Advocacy in business
In general, it may feel as though there have been improvements in equality in the business world over the last 20 years or so, but this is no reason to sit back and relax. As Miller said, “we have to be vigilant, because those changes can come and go”.
“It’s fantastic that change is happening in the corporate world, in big corporates, but there is a part of me that gets suspicious and thinks, how much of it is box ticking?”
She gave the example of the gender pay gap. Some companies might show that the pay gap appearing to close, but what if bonuses are not included? Has the pay gap simply shifted to the bonuses, rather than the salary? Has any real change happened?
Of course, a large part of advocating for real change in a business is related to business culture, and that comes from the top and filters down.
For this reason, diversity at the very top of companies is crucial. This doesn’t just mean diversity in terms of looks and gender, but social diversity as well.
Miller argues that if the top-level roles are dominated by people from the same background, the same university, the same private schools, we risk having people in positions of responsibility that look different, but think the same way – this is not the way to create really change.
It’s a rocky road
“You cannot be a delicate flower when you are a change-maker,” warned Miller.

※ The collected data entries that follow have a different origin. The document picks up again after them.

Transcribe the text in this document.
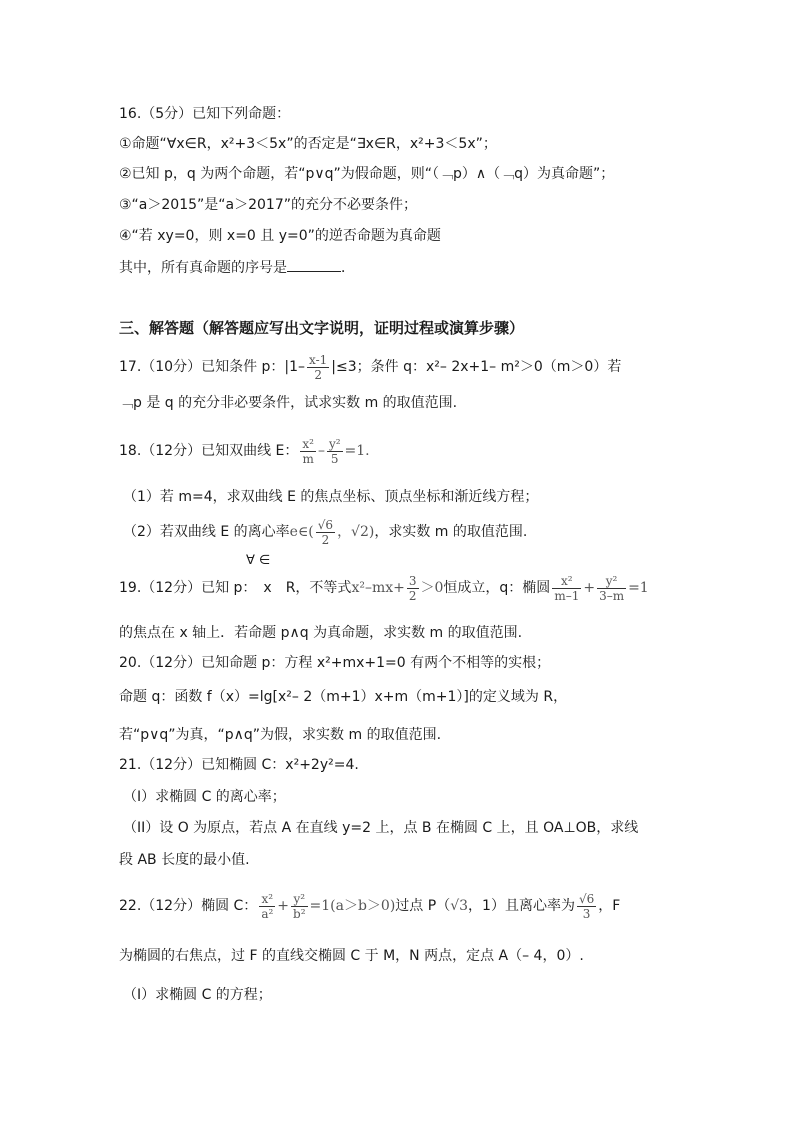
16.（5分）已知下列命题：
①命题“∀x∈R，x²+3＜5x”的否定是“∃x∈R，x²+3＜5x”；
②已知 p，q 为两个命题，若“p∨q”为假命题，则“（﹁p）∧（﹁q）为真命题”；
③“a＞2015”是“a＞2017”的充分不必要条件；
④“若 xy=0，则 x=0 且 y=0”的逆否命题为真命题
其中，所有真命题的序号是	．
三、解答题（解答题应写出文字说明，证明过程或演算步骤）
17.（10分）已知条件 p：$|1- \frac{x-1}{2} |\le 3$；条件 q：x²– 2x+1– m²＞0（m＞0）若
﹁p 是 q 的充分非必要条件，试求实数 m 的取值范围.
18.（12分）已知双曲线 E： $\frac{\text{x²}}{m} - \frac{\text{y²}}{5} =1$.
（1）若 m=4，求双曲线 E 的焦点坐标、顶点坐标和渐近线方程；
（2）若双曲线 E 的离心率e∈( $\frac{√6}{2}$ ，√2)，求实数 m 的取值范围.
∀ ∈
19.（12分）已知 p：　x　R，不等式$x^2-mx+ \frac{3}{2} >0$恒成立，q：椭圆 $\frac{\text{x²}}{m-1} + \frac{\text{y²}}{3-m} =1$
的焦点在 x 轴上．若命题 p∧q 为真命题，求实数 m 的取值范围.
20.（12分）已知命题 p：方程 x²+mx+1=0 有两个不相等的实根；
命题 q：函数 f（x）=lg[x²– 2（m+1）x+m（m+1）]的定义域为 R，
若“p∨q”为真，“p∧q”为假，求实数 m 的取值范围.
21.（12分）已知椭圆 C：x²+2y²=4.
（I）求椭圆 C 的离心率；
（II）设 O 为原点，若点 A 在直线 y=2 上，点 B 在椭圆 C 上，且 OA⊥OB，求线
段 AB 长度的最小值.
22.（12分）椭圆 C： $\frac{\text{x²}}{\text{a²}} + \frac{\text{y²}}{\text{b²}} =1(a>b>0)$过点 P（√3，1）且离心率为 $\frac{√6}{3}$ ，F
为椭圆的右焦点，过 F 的直线交椭圆 C 于 M，N 两点，定点 A（– 4，0）.
（Ⅰ）求椭圆 C 的方程；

“You have to steel yourself to be an advocate, you invest time, energy, you need to know your stuff, you need to be armed with knowledge…and you’re constantly having to refresh that knowledge base because sands shift and you need to stay alert to what’s going on…
“And obviously you will then have the abusive side of it, because people push back when it comes to change.”
It’s clearly a huge amount of work to be an advocate, so how do you go through all of this and come out the other side still fighting?
It becomes easier, according to Miller…in fact, she says it becomes a habit. But what about steeling yourself for the personal attacks that may come your way?
“I tend to look at it this way: if I’m picking a fight where they’re attacking me, and not what I’m saying, then I know I’m right.”